I think Gomes has the tools to become an average third baseman but I can see where he may struggle at the get-go.  He doesn’t have a very good ready position; Gomes is upright and his glove is also up.  He has a tendency to hop with the pitch, which makes his first step slow.

I remember a scouting director telling me that getting rid of the pre-pitch hop made all the difference in the world for Robin Ventura.  The Chicago White Sox 1st-round pick out of Oklahoma State in 1988, Ventura was a tremendous pure hitting prospect whom most scouts graded out as a poor defender.  They believed he would have to move across the infield and work hard to become even adequate at first base.

Strangely enough, Ventura would go on to win five gold gloves at third base in the big leagues.  This former scouting director told me the White Sox corrected the hop early in the minors and his first step improved remarkably.

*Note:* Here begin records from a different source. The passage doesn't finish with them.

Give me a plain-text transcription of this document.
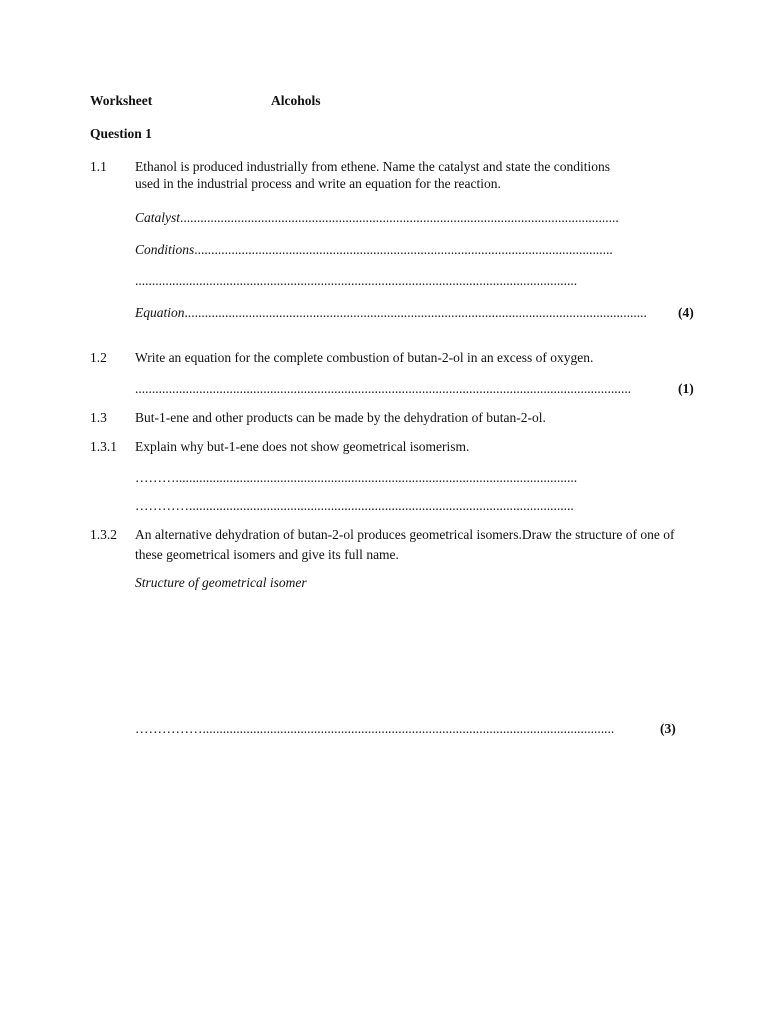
Worksheet	Alcohols
Question 1
1.1 Ethanol is produced industrially from ethene. Name the catalyst and state the conditions
used in the industrial process and write an equation for the reaction.
Catalyst..................................................................................................................................
Conditions............................................................................................................................
...................................................................................................................................
Equation......................................................................................................................................... (4)
1.2 Write an equation for the complete combustion of butan-2-ol in an excess of oxygen.
...................................................................................................................................................	(1)
1.3 But-1-ene and other products can be made by the dehydration of butan-2-ol.
1.3.1 Explain why but-1-ene does not show geometrical isomerism.
……….......................................................................................................................
…………..................................................................................................................
1.3.2 An alternative dehydration of butan-2-ol produces geometrical isomers.Draw the structure of one of
these geometrical isomers and give its full name.
Structure of geometrical isomer
……………..........................................................................................................................	(3)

(Also oddly enough, Ventura would go on to a career batting average of “only” .267.  Most scouts envisioned a bad-defense, high-average, “not much power” guy and he turned into a 294 homerun slugger with five gold gloves.)

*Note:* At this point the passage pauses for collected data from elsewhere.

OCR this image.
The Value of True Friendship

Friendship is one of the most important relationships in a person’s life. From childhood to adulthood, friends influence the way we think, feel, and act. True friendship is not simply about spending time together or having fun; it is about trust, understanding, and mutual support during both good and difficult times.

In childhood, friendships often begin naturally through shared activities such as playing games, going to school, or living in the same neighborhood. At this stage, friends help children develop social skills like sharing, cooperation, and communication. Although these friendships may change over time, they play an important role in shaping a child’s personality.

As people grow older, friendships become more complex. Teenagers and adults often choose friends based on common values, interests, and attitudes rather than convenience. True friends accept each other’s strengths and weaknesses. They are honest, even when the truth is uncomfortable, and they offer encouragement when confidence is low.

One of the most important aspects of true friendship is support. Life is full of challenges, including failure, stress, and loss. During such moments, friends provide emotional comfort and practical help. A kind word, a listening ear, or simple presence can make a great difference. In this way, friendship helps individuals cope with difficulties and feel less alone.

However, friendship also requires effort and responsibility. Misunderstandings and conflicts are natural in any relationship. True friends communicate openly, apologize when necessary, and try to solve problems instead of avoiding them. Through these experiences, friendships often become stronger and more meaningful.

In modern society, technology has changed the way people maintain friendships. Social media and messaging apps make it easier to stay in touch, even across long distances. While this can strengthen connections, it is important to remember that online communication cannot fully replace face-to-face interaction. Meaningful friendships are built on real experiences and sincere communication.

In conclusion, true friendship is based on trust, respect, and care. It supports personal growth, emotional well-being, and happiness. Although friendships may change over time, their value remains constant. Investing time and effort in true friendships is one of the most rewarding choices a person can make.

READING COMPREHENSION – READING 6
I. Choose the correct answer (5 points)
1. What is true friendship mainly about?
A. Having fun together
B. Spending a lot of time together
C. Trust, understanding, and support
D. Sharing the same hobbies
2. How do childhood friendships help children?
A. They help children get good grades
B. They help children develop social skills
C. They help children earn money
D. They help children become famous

I won’t predict that kind of path for Gomes, but I do think he has solid-average hands and the quick transfers to become a major league average defender at the hot corner.  His range is below-average now, but with the said improvements I can see it becoming average.

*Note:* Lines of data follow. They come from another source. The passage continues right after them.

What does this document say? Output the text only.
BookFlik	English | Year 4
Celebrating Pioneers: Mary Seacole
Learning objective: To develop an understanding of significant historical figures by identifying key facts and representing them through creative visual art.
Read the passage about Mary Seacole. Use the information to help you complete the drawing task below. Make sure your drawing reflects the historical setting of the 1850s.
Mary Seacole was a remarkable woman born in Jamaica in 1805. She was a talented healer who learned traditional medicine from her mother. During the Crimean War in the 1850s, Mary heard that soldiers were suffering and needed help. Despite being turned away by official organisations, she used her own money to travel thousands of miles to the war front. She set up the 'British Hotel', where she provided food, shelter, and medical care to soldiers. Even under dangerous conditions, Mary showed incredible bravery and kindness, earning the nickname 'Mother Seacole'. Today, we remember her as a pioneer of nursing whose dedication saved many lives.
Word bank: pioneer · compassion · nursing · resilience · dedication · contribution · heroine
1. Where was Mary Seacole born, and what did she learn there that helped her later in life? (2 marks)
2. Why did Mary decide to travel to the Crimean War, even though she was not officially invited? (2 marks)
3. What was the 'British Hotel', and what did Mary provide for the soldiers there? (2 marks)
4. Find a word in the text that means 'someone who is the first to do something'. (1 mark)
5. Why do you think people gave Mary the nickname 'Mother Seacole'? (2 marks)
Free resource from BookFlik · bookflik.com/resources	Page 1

While I didn’t get any good running times on Gomes (both singles were turns where he didn’t run them out), it was clear from watching his stride that he’s well below-average.  I would say he’s a 35 runner.

The Brazilian-born Gomes played at several Perfect Game events (while attending Miami Southridge High School) and our scouts were always impressed with him as a hitter, especially at the 2005 Perfect Game National Showcase.  Gomes was a catcher at the time and had a best pop-time of 1.83 seconds.  I wonder if he can still catch, if that would be an option at least for utility purposes in pro ball.  Gomes also ran a laser-timed 6.92 60 yard-dash at the 2005 National, but that speed has diminished since in the last four years.

Gomes isn’t going to be a high draft, but first ten rounds is reasonable.  He has a chance to hit and play several positions.  In addition to third base and maybe catcher, Gomes is potentially a first and second baseman.

Senior shortstop Danny Lima is another Miami high school product.  Lima transferred from Tennessee with Gomes and is having a big year for the Barry Buccaneers.  He was attending his brother’s wedding on Friday so I didn’t see him, but Lima’s a certain senior draft who has a chance also to go in the first ten rounds.  Lima is hitting .418-6-36 in 194 at-bats for the year.  RIghthanded pitcher Bobby Hernandez closed the game on Friday with 90-91 MPH fastballs and a 73 MPH curve.  He’s a strong senior draft himself, possibly the middle rounds.

Tampa senior rightfielder and righthanded hitter Steven Broschofsky really smoked the ball in a 2-4 day, including a line-shot line-drive single to right.  The 6-2, 210 Louisiana State transfer has a big league body as well.  His peripheral tools all grade out around 40, so I don’t see him as a high draft but a good senior sign who has a longshot chance to hit his way up.  He’s hitting .361-11-38 in 158 at-bats for the Tampa Spartans.  First baseman Jose Jimenez, who is 5-11, 235, is a lefthanded power plant (.399-10-49 in 158 ABs) who doesn’t project or have much for peripheral tools, but will probably be a late senior sign because he can hit in the low minors.

Scouts had UT lefthanded pitcher Carmine Giardina high on their follow lists coming into the spring.  The junior transferred from Central Florida and had a spot in the rotation early.  He has struggled this year, however, and is no longer projected as an early pick.  Junior righthanded pitcher Alex Koronis, a Miami transfer, pitched the last game of the series on Saturday.  In a complete game 7-inning effort, he beat Barry 7-1.  I didn’t get to see him pitch, but he has some scout buzz on his side.